Molecular routes to Cu2ZnSnS4: A comparison of approaches to bulk and thin-film materials

Abstract

A range of xanthates (R′3P)2CuS2COR [R′ = Ph, R = Et (1), i-Pr (2), t-Bu (3), t-Amyl (4); R′ = PhO, R = Et (5), R′ = n-Bu, R = Et (6), Bun (7)], M(S2COR)2 [M = Sn R = Et (8); Zn, R = Et (10), i-Pr (11), n-Pr (12), n-Bu (13), n-Hex (14)], Sn(S2COEt)4 (9), Zn(S2COEt)2.TMEDA (15) have been synthesised and their thermal decomposition profiles delineated by TGA. A parallel range of dithiocarbamates (R′3P)2CuS2CN(Me)R [R′ = Ph, R = Bun (16), Bz (17)], M[S2CN(Me)R]2 [M = Sn, R = Bun (18), Bz (19); M = Zn, R = Bun (21), Bz (22)] has been similarly assessed.
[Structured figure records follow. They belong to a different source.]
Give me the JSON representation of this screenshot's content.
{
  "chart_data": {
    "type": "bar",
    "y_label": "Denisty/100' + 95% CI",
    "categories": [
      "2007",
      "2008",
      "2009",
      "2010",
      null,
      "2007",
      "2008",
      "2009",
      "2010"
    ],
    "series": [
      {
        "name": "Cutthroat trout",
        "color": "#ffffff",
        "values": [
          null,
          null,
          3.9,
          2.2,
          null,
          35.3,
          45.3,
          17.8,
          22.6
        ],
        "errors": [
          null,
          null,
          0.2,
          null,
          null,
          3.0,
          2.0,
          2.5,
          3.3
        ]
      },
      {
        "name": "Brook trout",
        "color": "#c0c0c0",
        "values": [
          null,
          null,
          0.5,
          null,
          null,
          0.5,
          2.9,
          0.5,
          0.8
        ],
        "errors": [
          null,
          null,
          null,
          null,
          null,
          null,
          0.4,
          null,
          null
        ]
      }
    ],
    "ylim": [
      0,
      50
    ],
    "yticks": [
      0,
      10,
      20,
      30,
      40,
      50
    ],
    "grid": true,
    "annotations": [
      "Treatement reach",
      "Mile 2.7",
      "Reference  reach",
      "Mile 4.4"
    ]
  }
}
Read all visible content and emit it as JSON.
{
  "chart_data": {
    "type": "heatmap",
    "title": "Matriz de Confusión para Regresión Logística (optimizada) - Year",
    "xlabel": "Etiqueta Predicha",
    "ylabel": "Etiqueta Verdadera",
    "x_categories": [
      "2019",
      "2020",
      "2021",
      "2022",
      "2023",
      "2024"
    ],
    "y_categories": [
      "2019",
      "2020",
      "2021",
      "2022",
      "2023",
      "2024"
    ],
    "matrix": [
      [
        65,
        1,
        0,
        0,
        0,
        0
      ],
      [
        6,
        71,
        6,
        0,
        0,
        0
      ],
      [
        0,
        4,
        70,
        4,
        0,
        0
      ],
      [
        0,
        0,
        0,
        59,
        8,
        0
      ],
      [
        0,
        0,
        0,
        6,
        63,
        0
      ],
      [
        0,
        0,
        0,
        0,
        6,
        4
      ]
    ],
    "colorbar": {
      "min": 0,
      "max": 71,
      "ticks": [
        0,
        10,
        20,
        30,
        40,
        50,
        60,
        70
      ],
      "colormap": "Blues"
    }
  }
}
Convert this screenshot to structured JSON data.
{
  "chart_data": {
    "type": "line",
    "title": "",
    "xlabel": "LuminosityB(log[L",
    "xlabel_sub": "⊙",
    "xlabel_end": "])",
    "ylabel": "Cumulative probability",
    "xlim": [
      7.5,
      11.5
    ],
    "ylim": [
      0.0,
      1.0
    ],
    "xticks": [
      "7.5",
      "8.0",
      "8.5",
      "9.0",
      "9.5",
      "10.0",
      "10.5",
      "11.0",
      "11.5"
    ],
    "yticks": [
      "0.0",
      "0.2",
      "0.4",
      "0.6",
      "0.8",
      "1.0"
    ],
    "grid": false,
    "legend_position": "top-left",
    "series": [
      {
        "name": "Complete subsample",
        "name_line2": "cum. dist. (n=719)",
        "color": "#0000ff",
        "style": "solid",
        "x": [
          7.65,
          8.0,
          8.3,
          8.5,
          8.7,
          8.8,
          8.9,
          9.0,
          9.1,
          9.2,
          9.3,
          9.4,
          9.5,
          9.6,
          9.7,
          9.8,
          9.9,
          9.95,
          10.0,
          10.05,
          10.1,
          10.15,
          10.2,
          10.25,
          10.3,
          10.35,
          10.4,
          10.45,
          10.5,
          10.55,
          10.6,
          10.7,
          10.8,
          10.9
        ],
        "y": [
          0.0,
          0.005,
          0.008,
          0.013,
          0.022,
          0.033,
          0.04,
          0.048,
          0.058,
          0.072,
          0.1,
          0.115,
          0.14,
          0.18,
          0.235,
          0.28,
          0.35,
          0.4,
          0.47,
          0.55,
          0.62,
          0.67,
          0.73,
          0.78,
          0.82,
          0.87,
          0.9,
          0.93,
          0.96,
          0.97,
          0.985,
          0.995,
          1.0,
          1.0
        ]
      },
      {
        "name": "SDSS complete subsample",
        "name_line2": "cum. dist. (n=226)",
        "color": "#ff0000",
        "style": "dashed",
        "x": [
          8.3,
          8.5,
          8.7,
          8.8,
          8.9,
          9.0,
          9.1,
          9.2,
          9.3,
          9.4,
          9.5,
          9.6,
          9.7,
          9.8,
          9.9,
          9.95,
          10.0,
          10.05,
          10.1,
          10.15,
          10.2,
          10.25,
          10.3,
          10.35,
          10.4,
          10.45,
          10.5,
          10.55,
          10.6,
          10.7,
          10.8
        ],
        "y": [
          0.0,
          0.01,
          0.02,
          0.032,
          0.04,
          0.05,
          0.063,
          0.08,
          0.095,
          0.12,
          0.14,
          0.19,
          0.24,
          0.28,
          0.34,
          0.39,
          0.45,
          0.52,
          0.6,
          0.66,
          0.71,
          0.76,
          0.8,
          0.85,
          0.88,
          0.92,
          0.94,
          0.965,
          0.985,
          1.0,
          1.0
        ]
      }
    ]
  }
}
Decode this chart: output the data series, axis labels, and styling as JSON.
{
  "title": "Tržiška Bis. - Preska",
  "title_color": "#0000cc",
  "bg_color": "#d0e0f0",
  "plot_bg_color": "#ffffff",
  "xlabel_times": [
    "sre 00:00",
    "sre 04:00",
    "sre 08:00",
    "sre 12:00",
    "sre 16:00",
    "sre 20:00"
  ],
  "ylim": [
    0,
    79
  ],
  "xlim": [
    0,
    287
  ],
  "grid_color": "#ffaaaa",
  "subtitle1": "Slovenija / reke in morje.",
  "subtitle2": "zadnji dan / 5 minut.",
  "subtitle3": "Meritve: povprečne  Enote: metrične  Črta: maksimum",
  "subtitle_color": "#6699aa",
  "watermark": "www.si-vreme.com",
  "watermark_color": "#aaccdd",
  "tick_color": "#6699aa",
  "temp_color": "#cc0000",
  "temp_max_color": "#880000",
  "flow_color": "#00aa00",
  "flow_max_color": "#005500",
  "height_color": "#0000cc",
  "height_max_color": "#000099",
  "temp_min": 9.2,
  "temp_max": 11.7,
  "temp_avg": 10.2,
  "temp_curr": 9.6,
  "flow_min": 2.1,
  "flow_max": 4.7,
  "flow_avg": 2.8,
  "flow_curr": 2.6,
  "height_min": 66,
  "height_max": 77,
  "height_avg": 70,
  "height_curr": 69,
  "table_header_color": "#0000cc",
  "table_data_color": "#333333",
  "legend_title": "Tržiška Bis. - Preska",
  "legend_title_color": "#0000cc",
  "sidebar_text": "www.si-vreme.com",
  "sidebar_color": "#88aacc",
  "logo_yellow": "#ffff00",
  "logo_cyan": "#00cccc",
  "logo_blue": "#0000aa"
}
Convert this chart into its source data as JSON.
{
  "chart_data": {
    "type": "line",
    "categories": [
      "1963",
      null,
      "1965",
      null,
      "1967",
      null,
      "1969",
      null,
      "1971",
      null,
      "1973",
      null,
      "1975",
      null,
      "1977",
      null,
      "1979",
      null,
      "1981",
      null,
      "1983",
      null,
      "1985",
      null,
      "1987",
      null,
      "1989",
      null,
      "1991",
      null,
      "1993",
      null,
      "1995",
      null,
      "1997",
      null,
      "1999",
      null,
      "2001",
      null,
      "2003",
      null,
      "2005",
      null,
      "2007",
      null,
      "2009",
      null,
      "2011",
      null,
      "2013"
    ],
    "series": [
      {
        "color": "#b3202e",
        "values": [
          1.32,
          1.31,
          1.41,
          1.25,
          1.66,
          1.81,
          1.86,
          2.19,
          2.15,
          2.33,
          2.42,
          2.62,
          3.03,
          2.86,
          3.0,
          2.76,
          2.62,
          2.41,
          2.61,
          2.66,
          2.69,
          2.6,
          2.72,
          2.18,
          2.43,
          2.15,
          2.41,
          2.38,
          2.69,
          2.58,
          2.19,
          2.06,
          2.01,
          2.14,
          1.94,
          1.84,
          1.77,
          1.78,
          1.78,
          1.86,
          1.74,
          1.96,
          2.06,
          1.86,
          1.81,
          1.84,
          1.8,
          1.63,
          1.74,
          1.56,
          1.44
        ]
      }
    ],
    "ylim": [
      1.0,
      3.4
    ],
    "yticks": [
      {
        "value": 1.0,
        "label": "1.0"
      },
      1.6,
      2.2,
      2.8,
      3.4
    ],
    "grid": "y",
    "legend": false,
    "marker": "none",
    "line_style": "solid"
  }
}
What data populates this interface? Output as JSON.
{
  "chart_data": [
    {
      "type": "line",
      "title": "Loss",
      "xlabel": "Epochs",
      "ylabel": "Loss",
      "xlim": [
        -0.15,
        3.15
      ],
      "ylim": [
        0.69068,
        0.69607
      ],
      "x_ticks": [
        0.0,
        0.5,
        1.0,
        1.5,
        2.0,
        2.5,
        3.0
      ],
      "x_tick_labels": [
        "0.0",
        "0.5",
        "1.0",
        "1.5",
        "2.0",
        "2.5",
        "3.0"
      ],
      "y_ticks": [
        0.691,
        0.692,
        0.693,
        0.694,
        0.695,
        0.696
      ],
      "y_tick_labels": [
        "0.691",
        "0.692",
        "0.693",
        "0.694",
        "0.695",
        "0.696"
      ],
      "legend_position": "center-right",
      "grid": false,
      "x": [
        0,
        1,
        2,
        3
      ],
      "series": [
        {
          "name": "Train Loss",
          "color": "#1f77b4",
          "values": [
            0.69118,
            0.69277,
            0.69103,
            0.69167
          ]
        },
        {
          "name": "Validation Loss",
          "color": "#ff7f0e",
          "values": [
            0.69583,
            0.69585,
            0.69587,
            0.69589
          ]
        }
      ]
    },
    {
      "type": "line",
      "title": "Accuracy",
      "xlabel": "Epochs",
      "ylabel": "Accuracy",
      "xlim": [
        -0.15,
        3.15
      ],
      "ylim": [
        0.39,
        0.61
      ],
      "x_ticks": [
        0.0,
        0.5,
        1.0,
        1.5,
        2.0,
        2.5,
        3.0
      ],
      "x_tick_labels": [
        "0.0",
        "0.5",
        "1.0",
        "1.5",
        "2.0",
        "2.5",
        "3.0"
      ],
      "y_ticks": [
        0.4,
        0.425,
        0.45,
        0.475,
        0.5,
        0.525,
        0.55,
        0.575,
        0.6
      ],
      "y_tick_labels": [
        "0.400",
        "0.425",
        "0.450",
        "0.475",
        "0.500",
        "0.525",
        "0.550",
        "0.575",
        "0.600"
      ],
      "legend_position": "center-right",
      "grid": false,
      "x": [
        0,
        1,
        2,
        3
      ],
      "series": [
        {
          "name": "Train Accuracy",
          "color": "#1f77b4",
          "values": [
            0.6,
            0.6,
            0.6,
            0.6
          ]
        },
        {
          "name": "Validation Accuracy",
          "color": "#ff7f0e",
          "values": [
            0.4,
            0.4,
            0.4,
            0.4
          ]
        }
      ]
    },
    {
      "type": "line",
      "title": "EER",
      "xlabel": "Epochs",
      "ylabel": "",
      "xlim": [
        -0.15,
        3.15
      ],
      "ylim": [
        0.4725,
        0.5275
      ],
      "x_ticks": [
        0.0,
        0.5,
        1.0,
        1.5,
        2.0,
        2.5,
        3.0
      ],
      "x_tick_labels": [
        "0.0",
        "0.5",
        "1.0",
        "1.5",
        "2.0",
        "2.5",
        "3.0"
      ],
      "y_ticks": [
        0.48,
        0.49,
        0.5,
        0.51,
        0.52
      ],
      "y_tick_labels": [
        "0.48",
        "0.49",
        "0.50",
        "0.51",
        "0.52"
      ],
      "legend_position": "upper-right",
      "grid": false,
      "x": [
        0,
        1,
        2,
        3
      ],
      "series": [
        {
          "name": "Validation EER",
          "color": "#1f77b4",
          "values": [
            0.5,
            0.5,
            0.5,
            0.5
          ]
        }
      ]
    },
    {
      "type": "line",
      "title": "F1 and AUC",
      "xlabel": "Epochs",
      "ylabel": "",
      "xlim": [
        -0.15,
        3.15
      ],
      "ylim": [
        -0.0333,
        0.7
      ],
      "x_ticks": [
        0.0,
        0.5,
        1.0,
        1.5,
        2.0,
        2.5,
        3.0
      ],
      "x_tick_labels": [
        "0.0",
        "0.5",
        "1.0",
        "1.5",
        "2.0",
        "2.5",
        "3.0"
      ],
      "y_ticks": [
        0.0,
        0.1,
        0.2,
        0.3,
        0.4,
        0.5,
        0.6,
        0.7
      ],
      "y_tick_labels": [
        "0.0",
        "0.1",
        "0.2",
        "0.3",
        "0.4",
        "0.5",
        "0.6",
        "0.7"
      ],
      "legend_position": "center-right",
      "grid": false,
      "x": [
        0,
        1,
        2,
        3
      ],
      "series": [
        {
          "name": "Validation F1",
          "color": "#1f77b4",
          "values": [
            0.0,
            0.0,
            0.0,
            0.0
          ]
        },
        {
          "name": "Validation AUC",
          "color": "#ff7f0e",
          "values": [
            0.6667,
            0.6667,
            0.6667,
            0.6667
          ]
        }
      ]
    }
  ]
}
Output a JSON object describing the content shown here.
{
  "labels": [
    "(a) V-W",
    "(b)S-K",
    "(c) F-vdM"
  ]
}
Although precursor combinations have been found from these systems that generate Cu2ZnSnS4 (CZTS) from either a bulk decomposition (1, 8, 10 at 400 °C/Ar; Cu2Zn1.02Sn0.74S4.6), from a doctor-bladed film (7, 8, 13 at 400 °C/Ar; Cu2Zn1.2Sn1.0S3.6), and as nanoparticles (7, 8, 13 in octadecane/oleic acid, 150 °C; Cu2Zn1.0Sn0.7S2.6), attempts to deposit CZTS by aerosol-assisted CVD has proved more challenging and only successful from the dithiocarbamates 16, 18, 21 (350 °C; Cu2Zn0.9Sn0.7). As part of this work the crystal structures of 2–5, 8, 16, and the dithiocarbamate decomposition product {Sn[S2CN(Me)Bun)]2S}2 (20) have been determined.